Structural analysis of nucleic acid
used to be a rather tedious process, especially for irregular, complicated RNA structures and nucleic acid-protein complexes (e.g., the large ribosomal subunit
1jj2/rr0033). Without valid base-pairing information as input, the various analysis software will produce meaningless results. The program
find_pair was originally created to solve this specific problem, by generating input file to
3DNA analysis routines (
analyze/cehs) directly from a PDB file.
In its core,
find_pair uses a pure geometric approach to identify
all possible pairs (Watson-Cricks or non-canonical pairs actually exist in a structure), their H-bonding patterns and helix context. Specifically, the
major criteria used are as follows:
- The distance between the origins of the two bases (as defined by their standard reference frames) must be less than certain limit (15.0 Å by default) - otherwise, they would be too far away to be called a pair.

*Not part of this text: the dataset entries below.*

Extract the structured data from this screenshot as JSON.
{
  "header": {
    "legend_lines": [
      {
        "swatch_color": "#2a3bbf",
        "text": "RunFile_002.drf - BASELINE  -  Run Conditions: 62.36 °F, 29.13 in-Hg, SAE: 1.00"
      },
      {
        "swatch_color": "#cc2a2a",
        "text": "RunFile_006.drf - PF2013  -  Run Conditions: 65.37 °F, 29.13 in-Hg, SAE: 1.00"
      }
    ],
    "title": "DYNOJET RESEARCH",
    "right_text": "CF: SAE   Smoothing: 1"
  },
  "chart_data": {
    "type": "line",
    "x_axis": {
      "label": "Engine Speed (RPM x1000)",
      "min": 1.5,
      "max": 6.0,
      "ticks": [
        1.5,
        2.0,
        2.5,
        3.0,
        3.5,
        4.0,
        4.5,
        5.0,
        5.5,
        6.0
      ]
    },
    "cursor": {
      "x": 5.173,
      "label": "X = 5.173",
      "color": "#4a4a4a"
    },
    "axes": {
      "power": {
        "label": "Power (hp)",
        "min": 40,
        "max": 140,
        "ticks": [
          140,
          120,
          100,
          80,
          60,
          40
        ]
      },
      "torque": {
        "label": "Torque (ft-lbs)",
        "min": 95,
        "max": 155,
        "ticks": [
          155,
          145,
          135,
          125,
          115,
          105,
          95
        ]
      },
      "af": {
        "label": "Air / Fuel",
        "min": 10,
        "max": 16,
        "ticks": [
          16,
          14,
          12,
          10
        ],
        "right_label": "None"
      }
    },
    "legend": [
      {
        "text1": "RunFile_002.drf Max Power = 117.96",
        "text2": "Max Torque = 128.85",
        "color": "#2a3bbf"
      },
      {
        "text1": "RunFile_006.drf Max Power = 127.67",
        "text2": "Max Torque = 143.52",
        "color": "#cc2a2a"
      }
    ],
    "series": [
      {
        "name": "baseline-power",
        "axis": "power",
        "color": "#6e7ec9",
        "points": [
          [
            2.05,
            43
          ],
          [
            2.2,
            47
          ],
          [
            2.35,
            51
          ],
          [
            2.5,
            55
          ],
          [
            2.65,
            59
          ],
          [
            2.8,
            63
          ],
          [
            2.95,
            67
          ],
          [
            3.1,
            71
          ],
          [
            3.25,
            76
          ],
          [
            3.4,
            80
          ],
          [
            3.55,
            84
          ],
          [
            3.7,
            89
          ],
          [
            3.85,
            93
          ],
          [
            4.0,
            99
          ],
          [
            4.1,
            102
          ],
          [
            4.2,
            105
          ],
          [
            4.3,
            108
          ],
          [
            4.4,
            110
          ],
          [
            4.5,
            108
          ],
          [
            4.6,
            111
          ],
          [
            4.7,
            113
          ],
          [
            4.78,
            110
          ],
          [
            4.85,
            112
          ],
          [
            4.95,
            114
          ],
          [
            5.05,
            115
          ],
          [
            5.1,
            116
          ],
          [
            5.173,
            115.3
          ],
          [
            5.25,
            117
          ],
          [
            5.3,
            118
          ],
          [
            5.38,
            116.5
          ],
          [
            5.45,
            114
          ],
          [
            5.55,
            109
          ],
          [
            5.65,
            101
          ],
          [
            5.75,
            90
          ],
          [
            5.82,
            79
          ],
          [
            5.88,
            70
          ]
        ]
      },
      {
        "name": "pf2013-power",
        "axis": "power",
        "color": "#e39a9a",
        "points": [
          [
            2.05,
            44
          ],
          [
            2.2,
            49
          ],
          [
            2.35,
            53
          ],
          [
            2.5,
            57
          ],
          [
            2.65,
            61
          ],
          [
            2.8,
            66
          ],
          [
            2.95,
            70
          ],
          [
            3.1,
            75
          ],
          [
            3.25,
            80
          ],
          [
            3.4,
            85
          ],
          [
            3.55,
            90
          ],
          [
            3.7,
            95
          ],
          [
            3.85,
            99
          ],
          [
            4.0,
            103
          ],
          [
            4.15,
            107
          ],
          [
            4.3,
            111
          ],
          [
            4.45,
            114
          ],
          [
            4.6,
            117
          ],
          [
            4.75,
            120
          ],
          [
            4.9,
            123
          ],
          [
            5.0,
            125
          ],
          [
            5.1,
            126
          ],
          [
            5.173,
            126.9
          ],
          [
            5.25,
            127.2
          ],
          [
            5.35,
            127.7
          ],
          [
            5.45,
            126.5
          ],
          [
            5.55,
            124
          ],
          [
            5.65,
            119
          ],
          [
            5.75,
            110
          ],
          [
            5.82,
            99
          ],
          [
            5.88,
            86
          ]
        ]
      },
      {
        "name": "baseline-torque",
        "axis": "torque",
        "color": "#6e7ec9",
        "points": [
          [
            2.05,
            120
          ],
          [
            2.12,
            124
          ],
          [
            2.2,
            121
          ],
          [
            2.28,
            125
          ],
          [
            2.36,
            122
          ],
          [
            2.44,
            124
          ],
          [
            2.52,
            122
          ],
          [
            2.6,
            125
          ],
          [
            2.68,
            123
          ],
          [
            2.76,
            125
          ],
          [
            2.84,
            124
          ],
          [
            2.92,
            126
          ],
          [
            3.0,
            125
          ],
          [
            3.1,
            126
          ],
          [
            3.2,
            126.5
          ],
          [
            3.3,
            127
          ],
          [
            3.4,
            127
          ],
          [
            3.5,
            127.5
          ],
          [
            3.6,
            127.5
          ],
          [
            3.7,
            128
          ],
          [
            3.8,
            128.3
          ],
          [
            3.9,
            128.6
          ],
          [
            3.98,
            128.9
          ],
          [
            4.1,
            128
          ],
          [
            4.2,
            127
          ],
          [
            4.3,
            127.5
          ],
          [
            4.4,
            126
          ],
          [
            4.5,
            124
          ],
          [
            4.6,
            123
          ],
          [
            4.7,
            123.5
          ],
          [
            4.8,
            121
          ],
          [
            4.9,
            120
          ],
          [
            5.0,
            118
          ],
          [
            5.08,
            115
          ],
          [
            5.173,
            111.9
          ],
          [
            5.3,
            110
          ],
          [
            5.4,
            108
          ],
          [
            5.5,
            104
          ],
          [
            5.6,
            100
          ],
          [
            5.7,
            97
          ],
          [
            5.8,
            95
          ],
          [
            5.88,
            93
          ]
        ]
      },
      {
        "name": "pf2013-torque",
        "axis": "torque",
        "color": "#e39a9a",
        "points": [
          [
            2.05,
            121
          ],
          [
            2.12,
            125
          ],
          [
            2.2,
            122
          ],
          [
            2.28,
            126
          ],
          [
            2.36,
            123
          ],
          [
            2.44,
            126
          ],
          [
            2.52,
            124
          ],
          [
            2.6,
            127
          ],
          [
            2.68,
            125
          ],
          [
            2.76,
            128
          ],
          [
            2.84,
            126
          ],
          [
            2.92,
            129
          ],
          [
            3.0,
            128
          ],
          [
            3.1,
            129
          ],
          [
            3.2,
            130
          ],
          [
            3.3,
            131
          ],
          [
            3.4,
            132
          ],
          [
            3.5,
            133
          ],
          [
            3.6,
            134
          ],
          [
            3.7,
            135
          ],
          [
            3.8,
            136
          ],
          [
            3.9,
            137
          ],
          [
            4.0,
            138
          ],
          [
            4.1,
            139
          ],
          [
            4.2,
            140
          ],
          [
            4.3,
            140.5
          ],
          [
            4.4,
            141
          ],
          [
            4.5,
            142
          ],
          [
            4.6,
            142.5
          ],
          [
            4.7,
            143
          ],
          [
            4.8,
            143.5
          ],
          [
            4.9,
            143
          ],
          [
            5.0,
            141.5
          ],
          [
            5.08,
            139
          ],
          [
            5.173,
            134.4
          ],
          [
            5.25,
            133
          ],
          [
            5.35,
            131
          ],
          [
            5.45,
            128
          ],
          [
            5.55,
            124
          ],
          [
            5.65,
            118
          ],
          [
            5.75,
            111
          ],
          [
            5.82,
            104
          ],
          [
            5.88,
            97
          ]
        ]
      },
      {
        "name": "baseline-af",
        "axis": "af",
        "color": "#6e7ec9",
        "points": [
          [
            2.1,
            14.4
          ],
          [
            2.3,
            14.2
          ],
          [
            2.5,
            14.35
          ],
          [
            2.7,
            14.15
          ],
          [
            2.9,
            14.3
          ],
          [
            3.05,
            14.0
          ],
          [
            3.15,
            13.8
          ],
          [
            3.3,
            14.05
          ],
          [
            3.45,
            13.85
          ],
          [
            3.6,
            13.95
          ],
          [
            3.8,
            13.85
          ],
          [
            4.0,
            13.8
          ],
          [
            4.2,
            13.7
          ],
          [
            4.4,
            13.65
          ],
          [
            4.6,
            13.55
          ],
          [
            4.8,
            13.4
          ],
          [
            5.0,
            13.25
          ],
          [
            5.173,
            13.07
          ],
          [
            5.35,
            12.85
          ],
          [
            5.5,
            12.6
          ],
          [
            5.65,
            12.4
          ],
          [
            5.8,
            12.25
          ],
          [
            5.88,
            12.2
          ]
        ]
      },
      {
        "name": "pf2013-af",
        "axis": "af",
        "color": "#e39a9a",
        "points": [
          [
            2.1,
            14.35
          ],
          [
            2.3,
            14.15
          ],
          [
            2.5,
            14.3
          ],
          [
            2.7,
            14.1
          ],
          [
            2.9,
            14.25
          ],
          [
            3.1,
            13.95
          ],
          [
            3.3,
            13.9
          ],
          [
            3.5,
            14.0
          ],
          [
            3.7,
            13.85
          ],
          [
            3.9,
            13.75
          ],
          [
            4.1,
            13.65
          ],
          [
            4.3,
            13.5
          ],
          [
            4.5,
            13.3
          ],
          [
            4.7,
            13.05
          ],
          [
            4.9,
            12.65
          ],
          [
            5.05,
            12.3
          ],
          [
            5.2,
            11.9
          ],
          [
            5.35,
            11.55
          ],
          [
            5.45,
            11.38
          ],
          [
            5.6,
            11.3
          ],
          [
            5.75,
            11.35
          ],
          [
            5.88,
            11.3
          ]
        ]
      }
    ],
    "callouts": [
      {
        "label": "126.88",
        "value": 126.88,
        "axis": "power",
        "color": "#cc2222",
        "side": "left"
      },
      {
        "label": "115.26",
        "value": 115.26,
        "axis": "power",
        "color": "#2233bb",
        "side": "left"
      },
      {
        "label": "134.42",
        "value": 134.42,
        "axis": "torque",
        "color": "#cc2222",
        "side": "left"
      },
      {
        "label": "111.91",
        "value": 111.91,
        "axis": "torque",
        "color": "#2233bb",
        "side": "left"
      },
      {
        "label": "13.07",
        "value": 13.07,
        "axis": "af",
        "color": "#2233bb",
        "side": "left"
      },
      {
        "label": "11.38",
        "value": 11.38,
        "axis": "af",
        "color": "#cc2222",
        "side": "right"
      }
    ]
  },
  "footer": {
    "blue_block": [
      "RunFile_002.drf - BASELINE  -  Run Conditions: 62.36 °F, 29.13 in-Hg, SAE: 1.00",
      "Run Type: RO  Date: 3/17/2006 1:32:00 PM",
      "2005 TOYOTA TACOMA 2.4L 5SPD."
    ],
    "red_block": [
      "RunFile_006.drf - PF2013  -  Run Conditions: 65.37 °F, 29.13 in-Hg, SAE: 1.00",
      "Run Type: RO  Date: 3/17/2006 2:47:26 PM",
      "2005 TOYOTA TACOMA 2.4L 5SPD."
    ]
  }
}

- The vertical separation (i.e., stagger) between the two base planes must be less than certain limit (2.5 Å by default) - otherwise, they would be stacking instead of pairing.
- The angle between the two base z-axes (i.e., their normal vectors) is less than a cut-off (65.0° by default).
- There is at least one pair of nitrogen/oxygen base atoms that are within a H-bonding cut off distance (4.0 Å by default).
If two bases fulfill these geometric requirements, they are defined to be a pair, without taking consideration of their chemical constituents. Thus our method allows for identification of
unconventional pairs as easily as the canonical ones. The program then checks for
possible H-bonding patterns, whether the normal donor-acceptor (noted by '-' as in
O6 - N4 for a G·C pair) or the unusual donor-donor, acceptor-acceptor (noted by '*' as in
O2 * N3 for a C·C pair in
urx057). The non-canonical pairs, especially those with unusual H-bonding patterns, should be checked more carefully - they could be due to errors in structure determination, or they could have some special meaning/significance unnoticed previously.
The default criteria mentioned above are based on a survey of the NDB structures. Generally speaking, they are pretty generous and work quite well in the most common cases we've encountered. However, we are aware of the possibilities of special cases where some of them might be too restrict or too generous, thus leading to
find_pair to miss or produce superfluous base pairs. The default settings are stored in a text file named
misc_3dna.par under the directory
$X3DNA/config/ where users can modify as they see fit. Changes in that directory will have a global effect - wherever you run
find_pair on your system, the modified values will be used. Alternately, users could make a copy of
misc_3dna.par to their current working directory and change it over there for local effect. Note that the local setting has precedence over the global one.
As an example,
find_pair will miss the 127th base-pair
I:..53_:[.DT]T-----A[.DA]:.-53_:J in structure
1kx5/pd0287 in its default settings. This is because the H-bonding distance between
T:N3 - A:N1 is 4.20 Å and that for
T:O4 - A:N6 is 4.85 Å; both of them are larger than the default 4.0 Å cut off. Increasing the H-bonding criterion in file
misc_3dna.par from 4.0 Å to 5.0 Å will solve this problem. Please note that in 3DNA, users can start directly from an uncompressed PDB file, without having to extract the DNA fragment first:
- find_pair 1kx5.pdb 1kx5.inp to get input file for analyze
- analyze 1kx5.inp to get detailed structural parameters in file 1kx5.out
- The above two steps can be combined into one: find_pair 1kx5.pdb stdout | analyze stdin
In addition to (or instead of) manipulating parameters in
misc_3dna.par, oftentimes it may be preferable to manually edit
find_pair-generated base-piar files before feeding them into
analyze/cehs. This allows for maximum flexibility as to which pair to consider in calculating 3DNA structural parameters.
Also worth noting is the -p option of find_pair: without this option, find_pair locates base pairs in double-helical regions; thus the Watson-Crick pairs take precedence over the Wobble and other non-canonical pairs. With the -p, then all pairs and higher order base associations (i.e., triplets and above) are detected.